Wilder wrote this play on the eve of WWII and believed that this play would come “most alive under conditions of crisis.” I believe we meet those conditions today. The members of the Antrobus Family (from the greek Anthropos---“the family of man”) represent archetypal characters and universal human psychology and will. But through the use of a meta-theatrical framework, Wilder also allows us to know the actors playing the actors that are playing the characters in The Skin of Our Teeth. It is most often through those moments, when the actor separates from their role, that we are able to view genuine acts of human empathy and compassion.

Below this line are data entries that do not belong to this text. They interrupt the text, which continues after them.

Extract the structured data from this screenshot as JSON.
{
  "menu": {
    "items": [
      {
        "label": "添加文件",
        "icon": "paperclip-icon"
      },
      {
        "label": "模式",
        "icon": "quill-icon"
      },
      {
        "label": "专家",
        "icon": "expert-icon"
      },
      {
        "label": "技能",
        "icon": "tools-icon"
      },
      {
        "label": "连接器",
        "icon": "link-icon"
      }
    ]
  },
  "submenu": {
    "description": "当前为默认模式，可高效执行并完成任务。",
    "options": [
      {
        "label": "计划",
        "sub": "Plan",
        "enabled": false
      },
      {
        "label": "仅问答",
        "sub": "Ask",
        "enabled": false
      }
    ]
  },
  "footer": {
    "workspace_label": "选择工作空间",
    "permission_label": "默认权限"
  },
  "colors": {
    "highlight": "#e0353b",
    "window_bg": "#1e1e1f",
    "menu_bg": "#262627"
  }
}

These mirrors the moments when we, as actors in our own life/dramas, need to stop and process the absurdity, horror, and futility of the play we are forever performing in a never ending cyclical repertory. With those few fleeting glimpses of humanity, Wilder reminds us of the potential moments in our own lives when we can discover purpose and clarity.
Until, of course, we can’t. And we exit the play upon death.
And being the gracious actors that we are….naturally, we clear the stage for the next generation to enter…… and clean up our mess.
We’re all as wicked as we can be, and that’s the God’s truth.